In British Columbia, why is it important to keep the Canadian Pacific’s Armstrong Subdivision in rail operations and prevent CP from selling it off for non-transportation use? Why is it important that all abandoned rail lines be turned into bike trails? Why is it important that all operational rail lines also have bike trails within their right-of-way where mountain cliffs are not a hindrance? Look at what is happening in Toronto and Ontario into Québec. ( www.biketrain/ca ). For rail-trails and rail with trails, Québec’s La Route Verte touring cycling routes and findings in an economic report prepared by a Montréal university, has shown a clear, positive impact on local retail economies.
How inspiring, a bike train operating out of Toronto. A bit of Europe brought into our land. It is the work of Justine Lafontaine and Transportation Options. In the first year, Justin had to put a bike rack on a VIA train luggage car and then personally loaded the bikes. In 2009, I had finished putting my folding bike into
its soft case and went to the VIA check-in agent in Toronto on my way to Montréal. He looked at the bag and told me that they had a bike rack on the train I was going on. What a surprise.
In 2010, Transportation Options and its partners, VIA Rail, Ontario Northlands, Go Transit and others, have a suite of routes that are serviced with capacity to carry bikes on train. Some of these services take cyclists and their bicycles 500 kms and more to their Ontario destinations. Also pilot trains are being run to destinations such as Huntsville, Bracebridge, and South River north of Toronto.
Imagine if the bike train concept were brought to British Columbia. It would open up such destinations as Whistler and farther north municipalities, the Fraser Valley to Salmon Arms and south to Kelowna, Osoyoos and east, Vancouver Island, the Lower Mainland, and other destinations. Already we have capacity to travel south to Seattle, Portland, and Eugene, Oregon with the two train services each day on Amtrak that have bike racks.
Imagine the flexibility that would be provided for touring cycling for a day, for a weekend, or for longer trips, not only from Vancouver outward but also by bringing people from the B.C. interior to the Lower Mainland and Vancouver Island. Image the new business and revenue that smaller centres in BC would enjoy from the cycling touring trade. Now if this were Europe, Kelowna would only be 2 hours or less from Vancouver with high-speed trains. One could leave Vancouver in the morning, cycle the wine country of the Okanagan, and return home the same day. A dream or a reality someday? Time will tell.
A bike train — is it something Vancouverites and British Columbians would use? Well for me, the answer is yes. I have just returned from a bike and train trip in Europe. What a joy to push a bike loaded with panniers and too much stuff onto train cars. Just remember to make bike rack reservations for the bike on trains or you may be disappointed. By the end of August, I will be off on my next bike and train trip. This time the trip will be to the eastern part of North America. This time it will not be as convenient as
pushing a bike on a train. At each stop, the folding bike will be taken out or put back into its soft bag.
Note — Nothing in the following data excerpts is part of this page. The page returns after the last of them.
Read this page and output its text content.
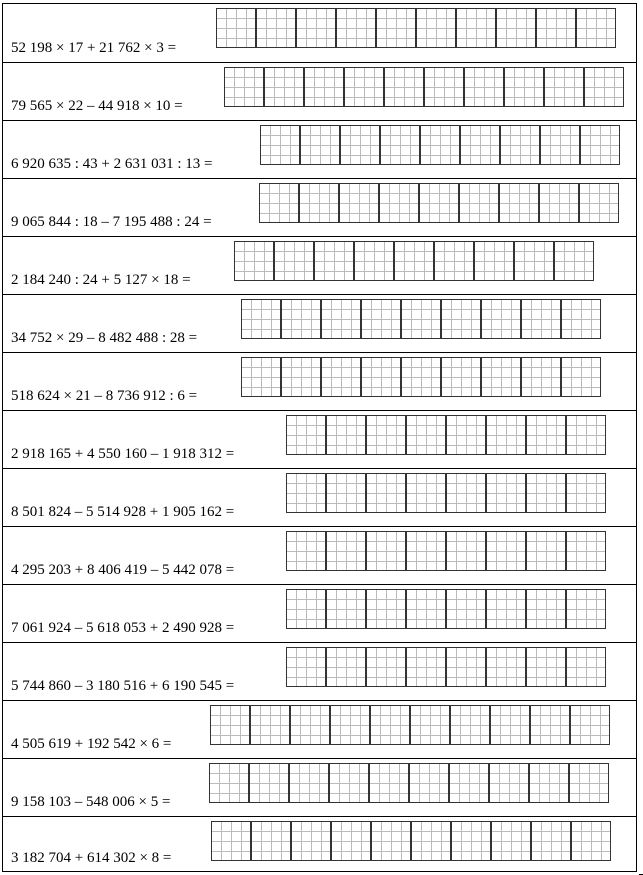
52 198 × 17 + 21 762 × 3 =
79 565 × 22 – 44 918 × 10 =
6 920 635 : 43 + 2 631 031 : 13 =
9 065 844 : 18 – 7 195 488 : 24 =
2 184 240 : 24 + 5 127 × 18 =
34 752 × 29 – 8 482 488 : 28 =
518 624 × 21 – 8 736 912 : 6 =
2 918 165 + 4 550 160 – 1 918 312 =
8 501 824 – 5 514 928 + 1 905 162 =
4 295 203 + 8 406 419 – 5 442 078 =
7 061 924 – 5 618 053 + 2 490 928 =
5 744 860 – 3 180 516 + 6 190 545 =
4 505 619 + 192 542 × 6 =
9 158 103 – 548 006 × 5 =
3 182 704 + 614 302 × 8 =
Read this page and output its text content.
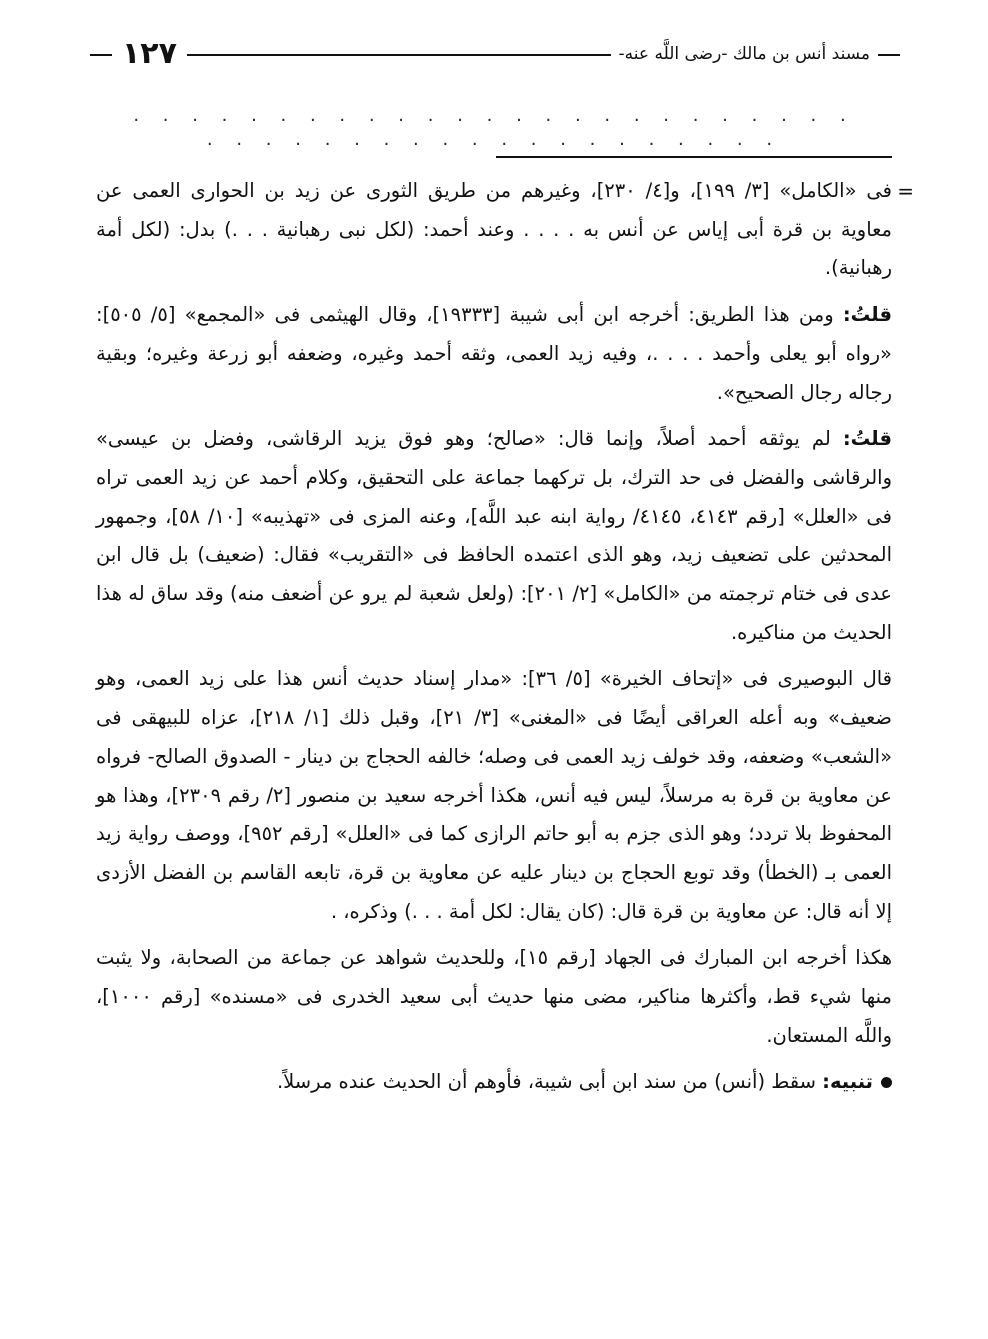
١٢٧	مسند أنس بن مالك -رضى اللَّه عنه-
. . . . . . . . . . . . . . . . . . . . . . . . . . . . . . . . . . . . . . . . . . . . .

=
فى «الكامل» [٣/ ١٩٩]، و[٤/ ٢٣٠]، وغيرهم من طريق الثورى عن زيد بن الحوارى العمى عن معاوية بن قرة أبى إياس عن أنس به . . . . وعند أحمد: (لكل نبى رهبانية . . .) بدل: (لكل أمة رهبانية).

قلتُ: ومن هذا الطريق: أخرجه ابن أبى شيبة [١٩٣٣٣]، وقال الهيثمى فى «المجمع» [٥/ ٥٠٥]: «رواه أبو يعلى وأحمد . . . .، وفيه زيد العمى، وثقه أحمد وغيره، وضعفه أبو زرعة وغيره؛ وبقية رجاله رجال الصحيح».

قلتُ: لم يوثقه أحمد أصلاً، وإنما قال: «صالح؛ وهو فوق يزيد الرقاشى، وفضل بن عيسى» والرقاشى والفضل فى حد الترك، بل تركهما جماعة على التحقيق، وكلام أحمد عن زيد العمى تراه فى «العلل» [رقم ٤١٤٣، ٤١٤٥/ رواية ابنه عبد اللَّه]، وعنه المزى فى «تهذيبه» [١٠/ ٥٨]، وجمهور المحدثين على تضعيف زيد، وهو الذى اعتمده الحافظ فى «التقريب» فقال: (ضعيف) بل قال ابن عدى فى ختام ترجمته من «الكامل» [٢/ ٢٠١]: (ولعل شعبة لم يرو عن أضعف منه) وقد ساق له هذا الحديث من مناكيره.

قال البوصيرى فى «إتحاف الخيرة» [٥/ ٣٦]: «مدار إسناد حديث أنس هذا على زيد العمى، وهو ضعيف» وبه أعله العراقى أيضًا فى «المغنى» [٣/ ٢١]، وقبل ذلك [١/ ٢١٨]، عزاه للبيهقى فى «الشعب» وضعفه، وقد خولف زيد العمى فى وصله؛ خالفه الحجاج بن دينار - الصدوق الصالح- فرواه عن معاوية بن قرة به مرسلاً، ليس فيه أنس، هكذا أخرجه سعيد بن منصور [٢/ رقم ٢٣٠٩]، وهذا هو المحفوظ بلا تردد؛ وهو الذى جزم به أبو حاتم الرازى كما فى «العلل» [رقم ٩٥٢]، ووصف رواية زيد العمى بـ (الخطأ) وقد توبع الحجاج بن دينار عليه عن معاوية بن قرة، تابعه القاسم بن الفضل الأزدى إلا أنه قال: عن معاوية بن قرة قال: (كان يقال: لكل أمة . . .) وذكره، .

هكذا أخرجه ابن المبارك فى الجهاد [رقم ١٥]، وللحديث شواهد عن جماعة من الصحابة، ولا يثبت منها شيء قط، وأكثرها مناكير، مضى منها حديث أبى سعيد الخدرى فى «مسنده» [رقم ١٠٠٠]، واللَّه المستعان.

تنبيه: سقط (أنس) من سند ابن أبى شيبة، فأوهم أن الحديث عنده مرسلاً.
When we lived in Toronto, we made good use of the GO Transit trains to get out of the city for a day, a weekend, or longer. Train stops such as Kingston, Cobourg, and Cornwall were frequent destinations. The VIA Rail station staff would thoughtfully keep our bike boxes until we returned.
So, we should rally our governments to ensure that rail lines stay for transportation uses, either singularly for cycling or for bike trails and operational trackage within the same right-of-way.